On the one hand, if a driver is behind the wheel of his own vehicle, and has chosen to operate that vehicle without holding a valid license, then fair enough, let's impound it! Immediate problem solved. (Ironically, of course, if the driver hasn't renewed his license due to outstanding fines owed to ICBC, the action of locking up their car until they're able to legally recover it isn't likely to help their individual financial situation.)

But if the owner of the vehicle hasn't realized that the driver no longer holds a valid license, then the punishment is inflicted on the vehicle owner, rather than the driver who drove without a valid license. And being as they don't hold a valid license, then they can't be issued demerit points, only a fine.

So the effect of the impound punishment will quite differently affect the miscreant driver, and the error of ommision on the part of the vehicle owner, for not ensuring they were properly licensed.

Senior licensing.

I think this deserves some clarity:

I've also had conversations with ICBC Driver Examiners in the past. Occasionally they would have a senior to re-examine and after a road test would fail the driver. Many of them would hand in their driver's licence, return to their vehicle and drive home.

20+ years ago, when I was a Driver Examiner, there was a certain amount of discretion allowed in the event of a Senior failing their re-exam. So long as they were able to drive in a reasonably safe manner, it was normal to withold their Driver License and replace it with a Class 5 Learner License (the key stipulation there being the requirement for an adult licensed driver to occupy the right front seat). But if they had shown up by themselves for the test, we would also write out a 2616 form; basically a one-way ticket to drive themselves back home again, legally. And after all, if someone has managed to survive sixty-odd years behind the wheel, and maybe just went into a playground zone at 40 km/h (which caused them to fail) then there's no logical reason not to provide that courtesy.

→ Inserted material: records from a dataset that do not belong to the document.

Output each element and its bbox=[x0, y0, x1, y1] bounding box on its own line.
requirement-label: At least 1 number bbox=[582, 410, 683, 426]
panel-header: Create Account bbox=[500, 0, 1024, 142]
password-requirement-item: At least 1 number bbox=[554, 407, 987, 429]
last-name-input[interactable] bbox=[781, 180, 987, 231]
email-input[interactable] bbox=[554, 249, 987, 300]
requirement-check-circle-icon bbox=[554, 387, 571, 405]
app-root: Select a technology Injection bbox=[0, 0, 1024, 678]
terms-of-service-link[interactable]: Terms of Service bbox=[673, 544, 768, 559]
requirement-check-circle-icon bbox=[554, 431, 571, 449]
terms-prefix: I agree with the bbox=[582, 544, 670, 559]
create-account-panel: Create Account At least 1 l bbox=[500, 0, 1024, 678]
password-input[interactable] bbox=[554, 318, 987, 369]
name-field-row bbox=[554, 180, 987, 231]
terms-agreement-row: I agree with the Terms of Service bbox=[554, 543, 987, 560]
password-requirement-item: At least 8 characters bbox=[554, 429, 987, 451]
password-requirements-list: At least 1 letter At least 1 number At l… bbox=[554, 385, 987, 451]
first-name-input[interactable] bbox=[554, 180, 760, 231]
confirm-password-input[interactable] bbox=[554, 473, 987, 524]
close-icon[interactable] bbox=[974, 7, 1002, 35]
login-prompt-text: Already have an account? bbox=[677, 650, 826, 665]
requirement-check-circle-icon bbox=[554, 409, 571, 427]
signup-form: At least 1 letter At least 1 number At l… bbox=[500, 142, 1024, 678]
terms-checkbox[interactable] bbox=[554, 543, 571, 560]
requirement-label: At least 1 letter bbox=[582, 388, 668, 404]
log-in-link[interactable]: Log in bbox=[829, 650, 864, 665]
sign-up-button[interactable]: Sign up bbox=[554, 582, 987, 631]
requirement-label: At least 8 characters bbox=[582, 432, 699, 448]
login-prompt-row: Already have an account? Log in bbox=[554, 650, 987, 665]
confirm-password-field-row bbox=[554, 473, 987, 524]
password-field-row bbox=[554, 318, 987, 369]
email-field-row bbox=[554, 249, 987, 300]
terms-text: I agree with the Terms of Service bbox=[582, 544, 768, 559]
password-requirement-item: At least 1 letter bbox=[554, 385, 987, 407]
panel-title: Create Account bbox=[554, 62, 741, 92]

These days of course, the demerits point road test design is no longer used in the case of seniors undergoing a re-exam. It's been replaced with the Enhanced Road Assessment. And amongst the instructions provided on the ICBC site is this:

If there were any traffic violations, dangerous actions, or other safety concerns during your ERA, you will be issued a learner’s driver’s licence while your file is reviewed by RoadSafetyBC. This means you will need a licensed supervisor in the vehicle when you drive. Please ensure you bring a licensed companion to your ERA appointment in the event you are issued a learner’s licence.

That helps to ensure that both the senior, and their vehicle, are able to return home safely and legally regardless of the outcome.

(These days, due to Covid-19 and the massive backlog for other types of driving test, the ERA program is not in operation. So seniors are being re-issued their 5-year license renewals without triggering a medical form being issued per RSBC.)

ICBC traffic ticket statistics show an average of about 2,400 driving while prohibited charges under the Motor Vehicle Act each year from 2014 to 2018. There were also about 310 criminal charges for driving while disqualified annually during that time frame.

I wonder how accurately this reflects the number of drivers out there who don't actually hold a valid license.

Consequences

Consequence for our actions. We all make mistakes, but three strikes (same offense) and "Your Out". There are many things that we use daily in this world, the vehicle is one that can maim, kill and subsequently alter people's lives. Any program, law or enforcement of laws that save a life ...is a good law.